Tuesday, August 21, 2012

emotional fusion

last Sunday got some free time to view some Hindi movies, and a friend's 500GB hard disk, with both GOW or 'Gangs of Wasseypur 1 & 2', and kya super cool hai hum.  Intuitively felt these days, movies are about making many short  pieces of inspired visuals, and then joining them together as a feature film. but anyways, some of these short clips are brilliant in themselves.

kind of like a joke book, where out of the 100 odd jokes, out of which some you like, hate, enjoy, get confused and if lucky, then may laugh out loud too.

so, can't write the off totally, though the amount of self promotion happening in movies these days beats even TV adverts about their own products such as soaps.  Every movie pays homage to couple of scores of other movies, and they all seem to stand up on each other; somewhat like action comic genre & super powered hero story chains.

anyway, few scenes which i reflected back on.  (the examples given below are from just few scenes, from couple of movies, but it seem to indicate a trend... or something like that ;)

first, from a tamil movie, called Angaditheru.  a critically acclaimed real life film, but as mentioned above, short clips joined together. there is a standout scene - a down and out guy, goes around asking roadside shopkeepers for a job, but is rejected repeatedly.  on his way out, he goes to answer nature's call to nearby urinal and comes out in a hurry holding his nose... its very unclean and smelly... then an idea strikes him, he borrows some basic cleaning equipment and cleans up the urinal (which is a govt. built free for all one).. and then sits outside that urinal and asks for a small fee from anyone who wants to use the urinal.  (of course, its illegal, but no one realize that, and i guess people also would be happy to pay a little to have a clean place). - but this scene is not much connected to the movie plot as such.

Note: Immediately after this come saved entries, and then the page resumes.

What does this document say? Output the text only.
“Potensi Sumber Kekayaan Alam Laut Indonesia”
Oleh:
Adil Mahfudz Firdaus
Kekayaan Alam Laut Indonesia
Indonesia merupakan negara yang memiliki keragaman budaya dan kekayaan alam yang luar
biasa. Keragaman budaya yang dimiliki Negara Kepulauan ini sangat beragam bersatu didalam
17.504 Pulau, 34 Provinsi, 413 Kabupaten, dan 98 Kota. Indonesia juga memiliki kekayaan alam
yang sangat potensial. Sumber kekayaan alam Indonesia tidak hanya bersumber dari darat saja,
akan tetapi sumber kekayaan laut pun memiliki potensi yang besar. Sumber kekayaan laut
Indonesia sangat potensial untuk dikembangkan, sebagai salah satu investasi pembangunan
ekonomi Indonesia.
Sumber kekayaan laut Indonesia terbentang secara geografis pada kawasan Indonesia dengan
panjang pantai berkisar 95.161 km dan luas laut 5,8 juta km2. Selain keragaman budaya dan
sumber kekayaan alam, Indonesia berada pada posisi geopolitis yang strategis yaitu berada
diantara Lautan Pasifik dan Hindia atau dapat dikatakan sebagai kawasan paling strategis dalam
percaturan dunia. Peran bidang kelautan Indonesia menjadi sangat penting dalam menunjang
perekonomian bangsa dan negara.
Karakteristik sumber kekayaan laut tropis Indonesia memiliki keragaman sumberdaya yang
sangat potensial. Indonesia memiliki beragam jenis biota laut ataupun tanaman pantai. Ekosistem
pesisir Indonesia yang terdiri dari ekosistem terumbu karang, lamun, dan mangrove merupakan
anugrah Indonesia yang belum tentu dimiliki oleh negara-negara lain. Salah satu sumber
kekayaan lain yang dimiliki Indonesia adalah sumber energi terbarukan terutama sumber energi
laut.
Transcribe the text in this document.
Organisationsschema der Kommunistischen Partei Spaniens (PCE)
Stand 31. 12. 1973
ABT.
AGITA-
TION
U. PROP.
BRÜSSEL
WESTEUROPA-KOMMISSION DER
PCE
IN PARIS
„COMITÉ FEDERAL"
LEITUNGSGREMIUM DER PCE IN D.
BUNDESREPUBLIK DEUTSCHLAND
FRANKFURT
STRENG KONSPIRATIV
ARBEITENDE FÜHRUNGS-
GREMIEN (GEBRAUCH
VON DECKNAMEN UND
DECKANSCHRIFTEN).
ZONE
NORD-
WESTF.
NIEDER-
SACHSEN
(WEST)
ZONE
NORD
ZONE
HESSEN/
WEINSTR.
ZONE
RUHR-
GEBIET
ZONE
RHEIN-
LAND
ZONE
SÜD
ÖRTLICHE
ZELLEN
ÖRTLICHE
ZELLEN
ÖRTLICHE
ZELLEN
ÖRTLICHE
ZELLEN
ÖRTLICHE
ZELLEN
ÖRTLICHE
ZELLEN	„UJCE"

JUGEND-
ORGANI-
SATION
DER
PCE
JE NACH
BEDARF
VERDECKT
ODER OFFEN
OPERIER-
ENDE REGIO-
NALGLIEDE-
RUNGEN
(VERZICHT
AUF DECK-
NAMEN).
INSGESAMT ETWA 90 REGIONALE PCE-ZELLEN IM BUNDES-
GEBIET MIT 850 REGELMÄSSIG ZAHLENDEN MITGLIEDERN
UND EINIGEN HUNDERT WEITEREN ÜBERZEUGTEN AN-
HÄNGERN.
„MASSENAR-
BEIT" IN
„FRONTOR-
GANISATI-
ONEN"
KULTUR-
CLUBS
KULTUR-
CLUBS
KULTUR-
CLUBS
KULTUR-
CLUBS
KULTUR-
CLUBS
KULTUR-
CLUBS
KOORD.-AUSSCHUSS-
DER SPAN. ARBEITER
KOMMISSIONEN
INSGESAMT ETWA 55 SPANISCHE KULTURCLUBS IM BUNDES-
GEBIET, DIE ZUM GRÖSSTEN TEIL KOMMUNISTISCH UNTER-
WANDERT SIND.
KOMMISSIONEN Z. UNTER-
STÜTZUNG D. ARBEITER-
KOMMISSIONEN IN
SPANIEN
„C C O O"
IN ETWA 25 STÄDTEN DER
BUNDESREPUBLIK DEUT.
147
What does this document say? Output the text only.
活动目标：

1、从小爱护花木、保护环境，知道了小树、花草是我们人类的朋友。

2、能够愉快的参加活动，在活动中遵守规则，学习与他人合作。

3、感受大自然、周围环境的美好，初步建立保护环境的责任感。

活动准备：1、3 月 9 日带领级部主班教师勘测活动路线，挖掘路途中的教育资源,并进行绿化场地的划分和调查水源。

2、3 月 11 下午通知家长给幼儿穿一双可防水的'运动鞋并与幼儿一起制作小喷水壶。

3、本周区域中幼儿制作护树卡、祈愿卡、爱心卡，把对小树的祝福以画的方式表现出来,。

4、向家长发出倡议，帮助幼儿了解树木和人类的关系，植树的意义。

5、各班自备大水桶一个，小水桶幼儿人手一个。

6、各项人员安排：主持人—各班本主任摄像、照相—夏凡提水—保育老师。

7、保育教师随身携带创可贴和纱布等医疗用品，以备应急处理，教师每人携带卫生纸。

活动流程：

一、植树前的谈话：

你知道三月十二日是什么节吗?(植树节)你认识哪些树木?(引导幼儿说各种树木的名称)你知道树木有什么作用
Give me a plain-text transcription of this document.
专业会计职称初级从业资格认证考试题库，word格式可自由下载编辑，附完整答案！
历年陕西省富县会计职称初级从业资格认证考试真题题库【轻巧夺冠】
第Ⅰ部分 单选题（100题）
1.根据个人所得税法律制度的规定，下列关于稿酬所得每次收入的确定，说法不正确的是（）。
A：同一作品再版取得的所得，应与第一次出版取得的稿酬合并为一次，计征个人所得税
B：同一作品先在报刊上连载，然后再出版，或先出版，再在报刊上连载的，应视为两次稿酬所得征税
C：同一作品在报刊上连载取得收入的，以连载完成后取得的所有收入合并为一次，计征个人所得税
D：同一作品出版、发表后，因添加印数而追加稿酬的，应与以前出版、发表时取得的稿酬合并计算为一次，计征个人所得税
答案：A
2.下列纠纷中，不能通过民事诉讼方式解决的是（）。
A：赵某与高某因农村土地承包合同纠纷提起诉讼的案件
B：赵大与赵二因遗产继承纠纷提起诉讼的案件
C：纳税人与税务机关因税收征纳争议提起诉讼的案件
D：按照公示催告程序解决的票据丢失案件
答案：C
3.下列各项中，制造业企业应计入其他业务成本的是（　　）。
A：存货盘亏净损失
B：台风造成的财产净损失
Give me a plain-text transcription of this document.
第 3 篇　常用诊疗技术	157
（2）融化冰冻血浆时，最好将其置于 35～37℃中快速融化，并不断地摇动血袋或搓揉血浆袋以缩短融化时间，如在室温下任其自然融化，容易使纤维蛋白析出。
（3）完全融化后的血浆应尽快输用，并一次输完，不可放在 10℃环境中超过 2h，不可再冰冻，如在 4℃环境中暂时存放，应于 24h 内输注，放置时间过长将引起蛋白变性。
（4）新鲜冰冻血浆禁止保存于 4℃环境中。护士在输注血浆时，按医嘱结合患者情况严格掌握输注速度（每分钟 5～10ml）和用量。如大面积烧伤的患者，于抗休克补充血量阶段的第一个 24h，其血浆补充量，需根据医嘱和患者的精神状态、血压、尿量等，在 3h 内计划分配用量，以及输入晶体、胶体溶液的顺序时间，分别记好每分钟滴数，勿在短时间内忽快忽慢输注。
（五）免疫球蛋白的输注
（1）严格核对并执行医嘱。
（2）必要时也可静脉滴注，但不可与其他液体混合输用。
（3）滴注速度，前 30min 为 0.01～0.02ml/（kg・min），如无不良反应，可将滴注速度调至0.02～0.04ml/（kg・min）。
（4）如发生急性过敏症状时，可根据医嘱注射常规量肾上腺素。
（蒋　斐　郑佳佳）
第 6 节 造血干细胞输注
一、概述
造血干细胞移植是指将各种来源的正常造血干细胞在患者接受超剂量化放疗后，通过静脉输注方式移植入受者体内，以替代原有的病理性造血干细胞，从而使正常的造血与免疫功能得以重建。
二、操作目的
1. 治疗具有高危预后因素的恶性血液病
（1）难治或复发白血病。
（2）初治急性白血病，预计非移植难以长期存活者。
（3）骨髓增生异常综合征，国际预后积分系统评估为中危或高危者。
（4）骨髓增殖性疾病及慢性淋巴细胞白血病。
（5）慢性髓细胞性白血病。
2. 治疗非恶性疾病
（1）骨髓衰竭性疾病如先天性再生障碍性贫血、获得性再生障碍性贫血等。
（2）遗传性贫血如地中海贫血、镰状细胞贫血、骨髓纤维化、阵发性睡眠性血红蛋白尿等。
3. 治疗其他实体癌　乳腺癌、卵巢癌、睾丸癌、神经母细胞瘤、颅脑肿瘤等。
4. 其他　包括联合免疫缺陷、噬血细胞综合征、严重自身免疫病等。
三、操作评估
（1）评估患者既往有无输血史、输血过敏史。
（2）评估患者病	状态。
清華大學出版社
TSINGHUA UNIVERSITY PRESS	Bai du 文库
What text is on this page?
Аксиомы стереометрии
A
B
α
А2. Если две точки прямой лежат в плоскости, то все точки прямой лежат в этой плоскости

in movie, GOW-1 & 2 (gangs of wasseypur), 2 youngsters (named perpendicular and tangent) go to rob a store keeper with guns.... but before going in to the shop, they take off their slippers (footwear), as per the custom.  my mind did a somersault when i saw them taking off their footwear, even though they are going into rob that shop; and i asked myself, 'did they just take off their slippers now?' - maybe the director realized such a fleeting glimpse of taking footwear off wouldn't be enough to hammer that point, so after threatening and robbing up the shopkeeper, the 2 youngsters shout at each other as one of them goes to wear the other's slippers.

- they are willing to break such crucial laws/rules and rob another person, but obey a mere norm of taking off their footwear before going into a shop! (i felt its an apt reflection of Bihar, or India or even the whole of human beings... where oxymorons and contradictions rule, but guess we are like this only!

there are other scenes as well, where, at a shotgun marriage, guys carrying guns stand behind a terrified groom, who when asked by priest, whether he agrees for that marriage, is unable to speak.  the gun-man behind him, says 'yes' (on the grooms behalf), but the priest innocuously insists, "he (the groom) should say that"...
-when its so obvious that rules are broken and the groom is forced at gun point to marry, why insist of minor a technicality that, the groom should say it in his own voice? !!  wonders never cease.

of course, a trade mark of the GOW director, anurag kashyap reflects in many scenes, i.e. emotional fusion. after a shocking shootout, which ends in a funeral scene, a singer belts out 'yaad teri aayegi', a song from the 1970/80's, which is a song about heartbreak/lost love.  it somehow makes sense in a weird way in that funeral scene, but adds tinge of black humor to the grief, shock and sadness of that scene..  an involved viewer would be left to wonder what emotions are he/she is feeling at that moment...

hence the title.... just like mixing of music genre's... whadya think?